L'épidémiologie

Une maladie évitable...

Le cancer du col de l'utérus, parfois appelé cancer du cervix touche la partie inférieure de l’utérus, située dans la partie supérieure du vagin.

Ce  sont des cancers liés à une infection par le Papillomavirus (HPV) dans près de 100 % des cas et 70 % d’entre eux appartiennent à deux génotypes des HPV-HR : HPV−16 et HPV−18.

C’est une maladie que l’on peut maintenant prévenir par la vaccination, dépister très facilement par la pratique des frottis, traiter et souvent guérir Il faut souligner, que le diagnostic et le traitement de la maladie à un stade de cancer in situ sont pratiquement toujours suivis d’une guérison...

Une incidence variable d'un pays à l'autre...

GLOBALEMENT

C’est un problème majeur de santé publique dans le monde.
Par an, on estime l’incidence à 570 000  nouveaux cas (chiffres de 2018) et la mortalité à 312 000 décès. C’est le 4ème cancer féminin, en incidence.
Le taux d’incidence standardisé sur la population mondiale est de 6,0 pour 100 000 personnes-années. Le taux de mortalité standardisé Monde est de 1,7.

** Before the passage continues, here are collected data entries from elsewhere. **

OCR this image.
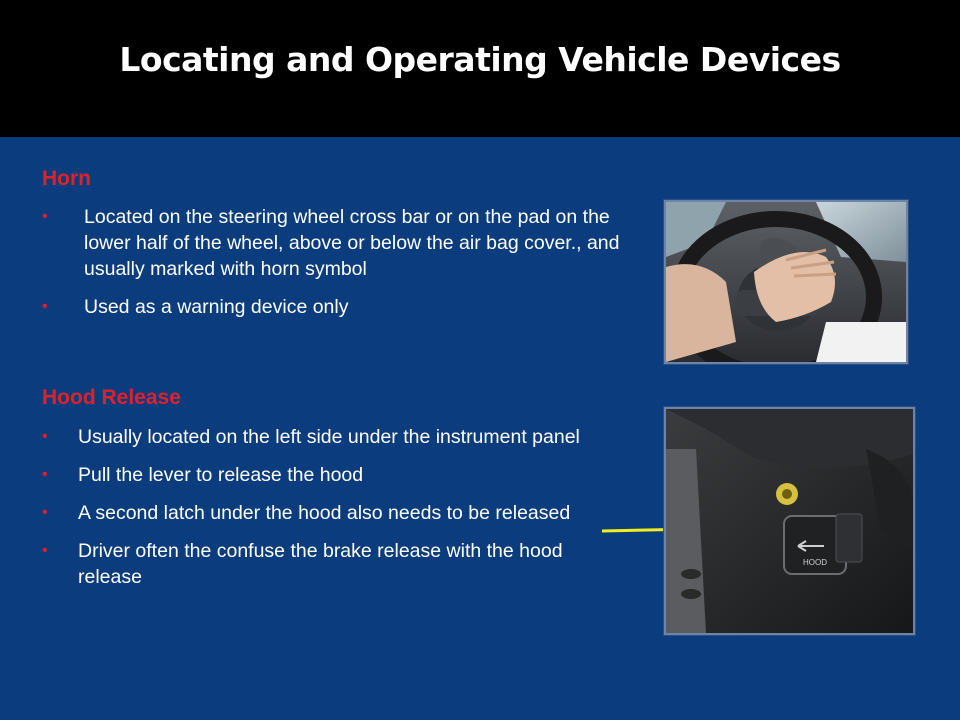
Locating and Operating Vehicle Devices
Horn
• Located on the steering wheel cross bar or on the pad on the lower half of the wheel, above or below the air bag cover., and usually marked with horn symbol
• Used as a warning device only
Hood Release
• Usually located on the left side under the instrument panel
• Pull the lever to release the hood
• A second latch under the hood also needs to be released
• Driver often the confuse the brake release with the hood release
HOOD
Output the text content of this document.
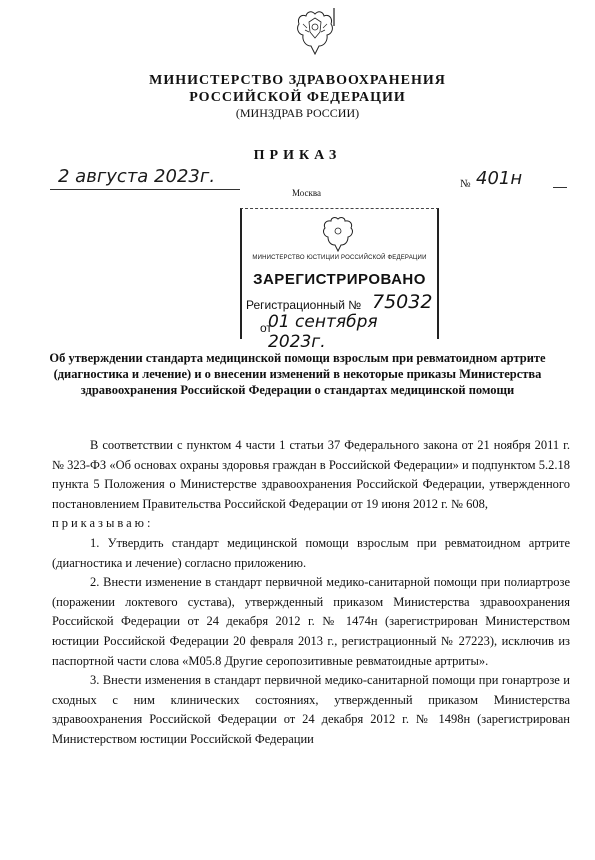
МИНИСТЕРСТВО ЗДРАВООХРАНЕНИЯ
РОССИЙСКОЙ ФЕДЕРАЦИИ
(МИНЗДРАВ РОССИИ)
ПРИКАЗ
2 августа 2023г.	№ 401н
Москва
МИНИСТЕРСТВО ЮСТИЦИИ РОССИЙСКОЙ ФЕДЕРАЦИИ
ЗАРЕГИСТРИРОВАНО
Регистрационный № 75032
от
01 сентября 2023г.
Об утверждении стандарта медицинской помощи взрослым при ревматоидном артрите (диагностика и лечение) и о внесении изменений в некоторые приказы Министерства здравоохранения Российской Федерации о стандартах медицинской помощи

В соответствии с пунктом 4 части 1 статьи 37 Федерального закона от 21 ноября 2011 г. № 323-ФЗ «Об основах охраны здоровья граждан в Российской Федерации» и подпунктом 5.2.18 пункта 5 Положения о Министерстве здравоохранения Российской Федерации, утвержденного постановлением Правительства Российской Федерации от 19 июня 2012 г. № 608,

приказываю:

1. Утвердить стандарт медицинской помощи взрослым при ревматоидном артрите (диагностика и лечение) согласно приложению.

2. Внести изменение в стандарт первичной медико-санитарной помощи при полиартрозе (поражении локтевого сустава), утвержденный приказом Министерства здравоохранения Российской Федерации от 24 декабря 2012 г. № 1474н (зарегистрирован Министерством юстиции Российской Федерации 20 февраля 2013 г., регистрационный № 27223), исключив из паспортной части слова «М05.8 Другие серопозитивные ревматоидные артриты».

3. Внести изменения в стандарт первичной медико-санитарной помощи при гонартрозе и сходных с ним клинических состояниях, утвержденный приказом Министерства здравоохранения Российской Федерации от 24 декабря 2012 г. № 1498н (зарегистрирован Министерством юстиции Российской Федерации
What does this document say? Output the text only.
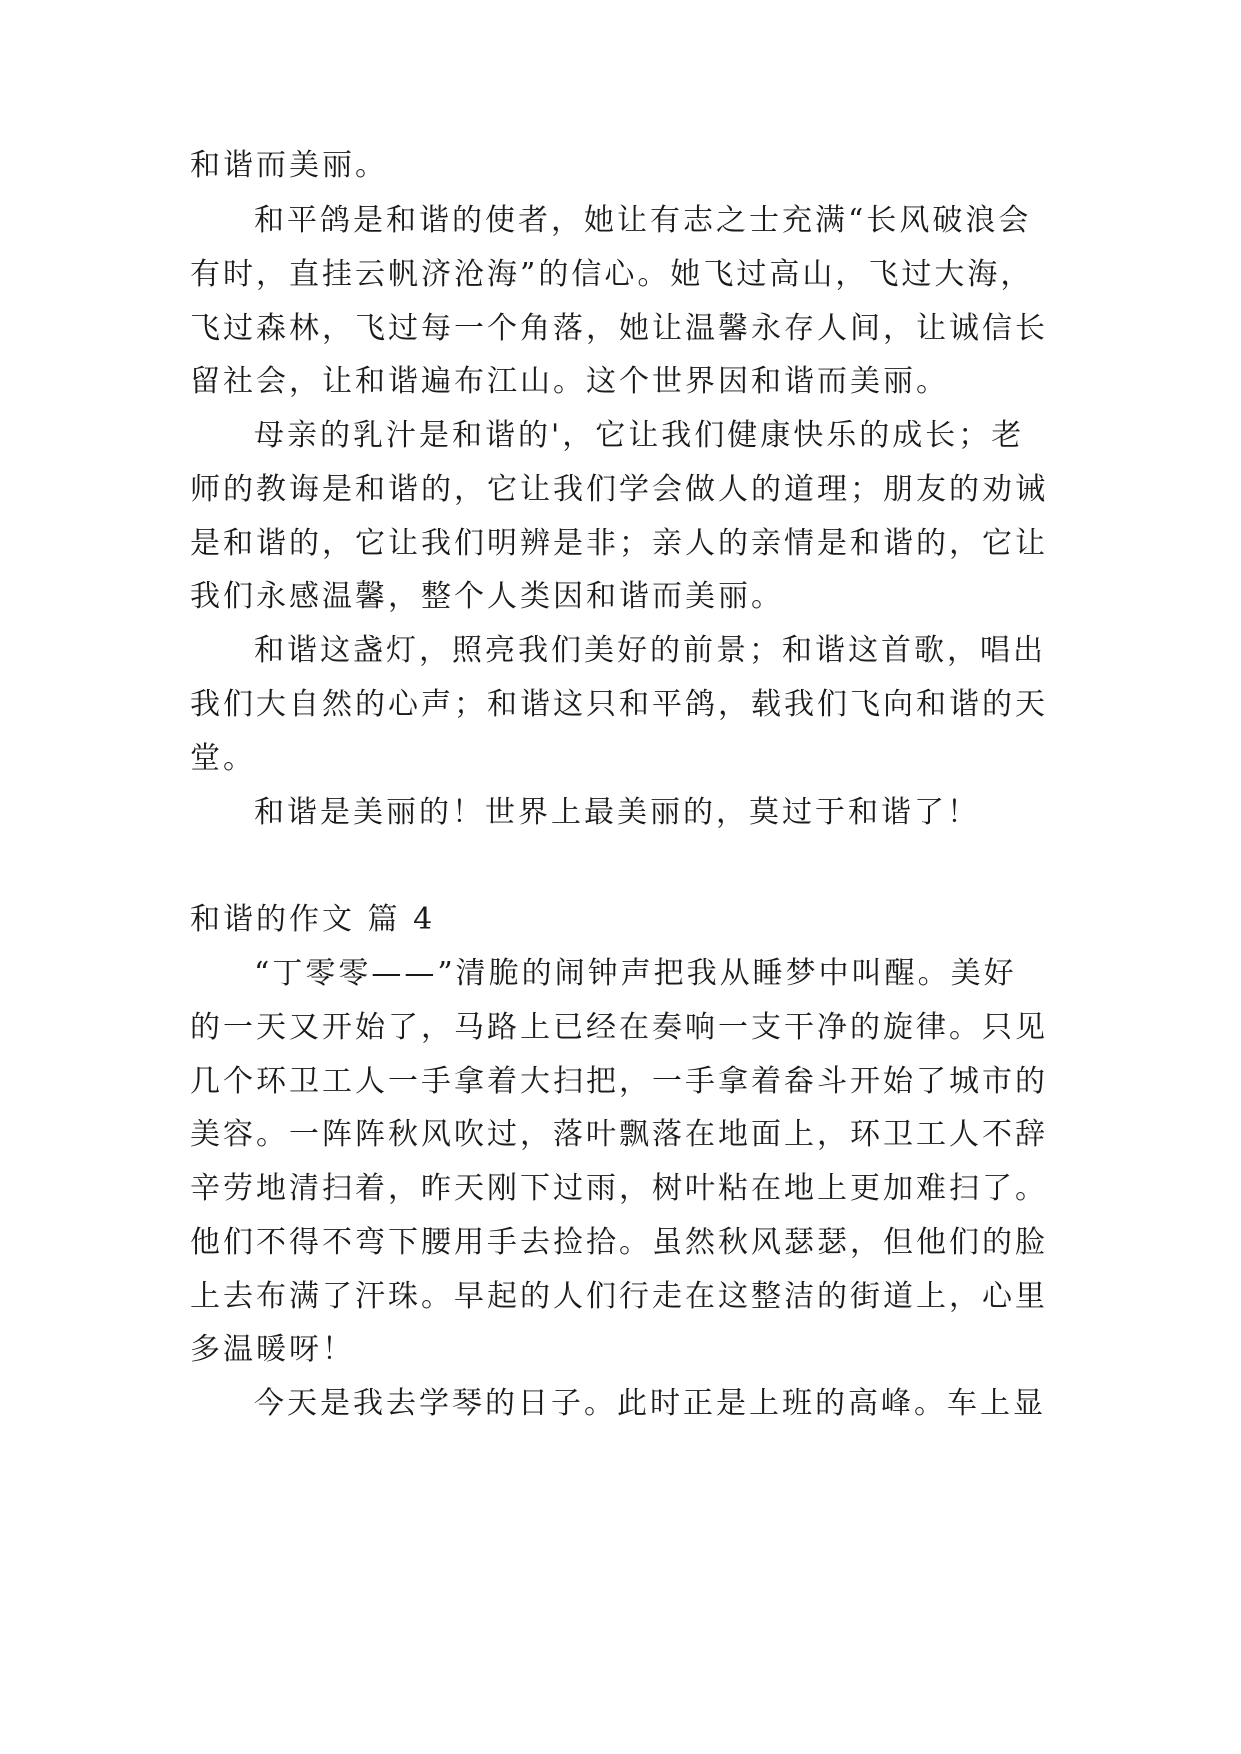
和谐而美丽。

和平鸽是和谐的使者，她让有志之士充满“长风破浪会

有时，直挂云帆济沧海”的信心。她飞过高山，飞过大海，

飞过森林，飞过每一个角落，她让温馨永存人间，让诚信长

留社会，让和谐遍布江山。这个世界因和谐而美丽。

母亲的乳汁是和谐的'，它让我们健康快乐的成长；老

师的教诲是和谐的，它让我们学会做人的道理；朋友的劝诫

是和谐的，它让我们明辨是非；亲人的亲情是和谐的，它让

我们永感温馨，整个人类因和谐而美丽。

和谐这盏灯，照亮我们美好的前景；和谐这首歌，唱出

我们大自然的心声；和谐这只和平鸽，载我们飞向和谐的天

堂。

和谐是美丽的！世界上最美丽的，莫过于和谐了！

和谐的作文 篇 4

“丁零零——”清脆的闹钟声把我从睡梦中叫醒。美好

的一天又开始了，马路上已经在奏响一支干净的旋律。只见

几个环卫工人一手拿着大扫把，一手拿着畚斗开始了城市的

美容。一阵阵秋风吹过，落叶飘落在地面上，环卫工人不辞

辛劳地清扫着，昨天刚下过雨，树叶粘在地上更加难扫了。

他们不得不弯下腰用手去捡拾。虽然秋风瑟瑟，但他们的脸

上去布满了汗珠。早起的人们行走在这整洁的街道上，心里

多温暖呀！

今天是我去学琴的日子。此时正是上班的高峰。车上显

UNE RÉPARTITION GÉOGRAPHIQUE HÉTÉROGÈNE

Quatre vingt pour cent des décès sont enregistrés dans les pays en voie de développement et l’incidence de la maladie  varie de 2.5 à 55 cas pour 100 000 femmes.
Le risque durant la vie d’une femme de développer la maladie est de moins de 1 % en France et de 5 % dans les pays en voie de développement.


EN EUROPE OCCIDENTALE

Elle est aussi très variable, reflétant les différentes politiques de dépistage. L’incidence annuelle, pour 100 000 femmes, varie de 4 cas, pour la Finlande à 12 cas pour l’Autriche.

En France en 2017

DES CHIFFRES EN BAISSE...

En terme d'incidence...

Le taux d’incidence annuel standardisé était de 6 cas pour 100 000 femmes. 
Avec 2 850 nouveaux cas, le cancer invasif du col de l’utérus se situe au 12ème rang des localisations de cancer, en termes de fréquence chez la femme.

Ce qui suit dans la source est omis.